Our History

There was a group of railway men at Mount Maunganui who felt that they wanted to play trains rather than work trains. These men got together and each week contributed some of their income to a fund which was the basis of the Tauranga Model Engineering Club.

Club History

There was also a group of people interested in marine modelling, both yachting people and scale model boat people. The Club was first started in 1979 by the combining of two Clubs, the Tauranga Model Marine Club established in 1974 and the Tauranga Model Engineering Club established in 1976.

In July 1979 a meeting was held with Tauranga Model Marine Club and the Tauranga Model Engineering Club, which was a group of people who had recently completed the overhaul of a steam locomotive for the Tauranga Historic Village and decided to build model steam locomotives.

Those present at this first meeting in 1979 were Bob Butler, Ewen Baird and Dave Toms for the Model Marine Club, and Trevor Chapman, Selwyn McCauley and Peter Jones for the Model Engineering Club.

At this meeting it was decided to form a new club combining the modelling interests and to call that club the Tauranga Model Marine and Engineering Club.
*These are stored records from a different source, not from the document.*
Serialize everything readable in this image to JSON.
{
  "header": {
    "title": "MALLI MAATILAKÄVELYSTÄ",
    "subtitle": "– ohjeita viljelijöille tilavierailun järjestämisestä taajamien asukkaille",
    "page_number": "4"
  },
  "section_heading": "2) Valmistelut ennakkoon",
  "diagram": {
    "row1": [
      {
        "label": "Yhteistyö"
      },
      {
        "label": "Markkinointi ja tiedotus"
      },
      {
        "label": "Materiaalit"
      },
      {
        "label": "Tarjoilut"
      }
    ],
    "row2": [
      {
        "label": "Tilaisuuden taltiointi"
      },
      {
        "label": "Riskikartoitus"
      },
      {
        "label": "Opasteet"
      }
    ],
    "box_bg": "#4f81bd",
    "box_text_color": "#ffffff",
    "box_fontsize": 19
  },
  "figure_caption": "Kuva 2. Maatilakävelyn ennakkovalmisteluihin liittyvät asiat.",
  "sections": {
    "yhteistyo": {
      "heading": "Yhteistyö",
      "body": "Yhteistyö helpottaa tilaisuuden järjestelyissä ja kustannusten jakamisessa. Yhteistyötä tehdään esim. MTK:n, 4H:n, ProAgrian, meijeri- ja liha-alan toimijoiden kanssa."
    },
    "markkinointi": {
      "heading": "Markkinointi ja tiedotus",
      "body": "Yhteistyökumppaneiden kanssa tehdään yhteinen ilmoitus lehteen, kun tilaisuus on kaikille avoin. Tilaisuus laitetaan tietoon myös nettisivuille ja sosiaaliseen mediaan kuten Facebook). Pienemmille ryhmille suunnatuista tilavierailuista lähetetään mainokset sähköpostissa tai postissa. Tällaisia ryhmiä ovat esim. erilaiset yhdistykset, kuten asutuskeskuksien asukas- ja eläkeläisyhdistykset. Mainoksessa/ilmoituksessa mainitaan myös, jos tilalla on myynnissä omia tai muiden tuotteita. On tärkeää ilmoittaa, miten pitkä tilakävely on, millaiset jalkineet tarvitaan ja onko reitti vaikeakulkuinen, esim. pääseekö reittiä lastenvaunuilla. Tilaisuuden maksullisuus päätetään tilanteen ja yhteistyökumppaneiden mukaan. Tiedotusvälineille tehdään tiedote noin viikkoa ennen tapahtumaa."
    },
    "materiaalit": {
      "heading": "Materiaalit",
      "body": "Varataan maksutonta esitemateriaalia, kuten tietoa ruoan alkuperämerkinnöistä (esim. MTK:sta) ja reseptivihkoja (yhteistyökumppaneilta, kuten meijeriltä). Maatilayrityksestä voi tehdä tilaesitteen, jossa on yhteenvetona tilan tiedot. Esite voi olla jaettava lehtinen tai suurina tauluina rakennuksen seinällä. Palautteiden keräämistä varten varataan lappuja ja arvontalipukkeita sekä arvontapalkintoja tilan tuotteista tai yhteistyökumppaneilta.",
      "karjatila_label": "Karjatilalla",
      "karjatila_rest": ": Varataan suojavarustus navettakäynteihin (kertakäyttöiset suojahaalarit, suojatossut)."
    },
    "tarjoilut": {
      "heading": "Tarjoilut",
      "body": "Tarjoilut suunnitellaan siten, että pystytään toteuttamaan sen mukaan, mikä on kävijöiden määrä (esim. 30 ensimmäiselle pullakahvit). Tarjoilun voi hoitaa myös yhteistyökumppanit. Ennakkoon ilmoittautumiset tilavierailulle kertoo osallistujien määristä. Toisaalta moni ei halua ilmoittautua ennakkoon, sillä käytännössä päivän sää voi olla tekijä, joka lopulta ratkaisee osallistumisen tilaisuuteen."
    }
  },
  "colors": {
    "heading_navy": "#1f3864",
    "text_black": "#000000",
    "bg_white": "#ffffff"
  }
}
It started off as a portable track which was bolted together.

On a running day it was necessary to bring the track on a trailer, bolt it together and then set up a tent especially if it was showery or it was very hot, but they could manage without a tent if the weather was average. By Christmas 1983 the club had moved to Memorial Park, Tauranga.

The Track Development

The move to Memorial Park enabled the building of more permanent facilities and with the help of the Lions Club, by 1984, 254 metres of 2- 1/2″, 3-1/2″ and 5″‘ gauge raised track was completed. The same year the first club locomotive was completed as a club project. It was an 0-6-0 loco, based on a NZR DSA class loco, powered by a 50cc Honda motor cycle engine. This locomotive was named Pioneer.

The need for a permanent base was soon evident. By the end of 1987 a station building was erected. 1989 saw the first tunnel constructed across the raised track. 1991 saw the first ground level 7-1/4″ and 5″ track started. This was completed and opened in 1992 by the Mayor, Noel Pope our present Patron.

A second tunnel was built with the new track and landscaping over the tunnels was completed. During 1994 the club put in a submission to hold the International Model Engineering Convention in January 1998. This was accepted and by 1996 a track extension of 330 metres running completely around the existing two tracks was proposed.

How Palmerville Station got its name

Palmerville was named after Harry Leslie Palmer, a former Medical General Practitioner and Dental Surgeon who retired to Tauranga from Masterton. Harry Palmer had always had a number of interests including gun dog competitions, radio ham operation and model engineering. He attended engineering night classes at Wairarapa College and thereafter, on occasion, had to be enticed from his small workshop and back into his surgery to see patients. He subsequently joined the Model Engineering Club in Tauranga, built another steam locomotive and a steam traction engine. He was fond of children, having had six of his own and regularly took children for train rides. He died during August 1988 and his funeral was largely attended by club members.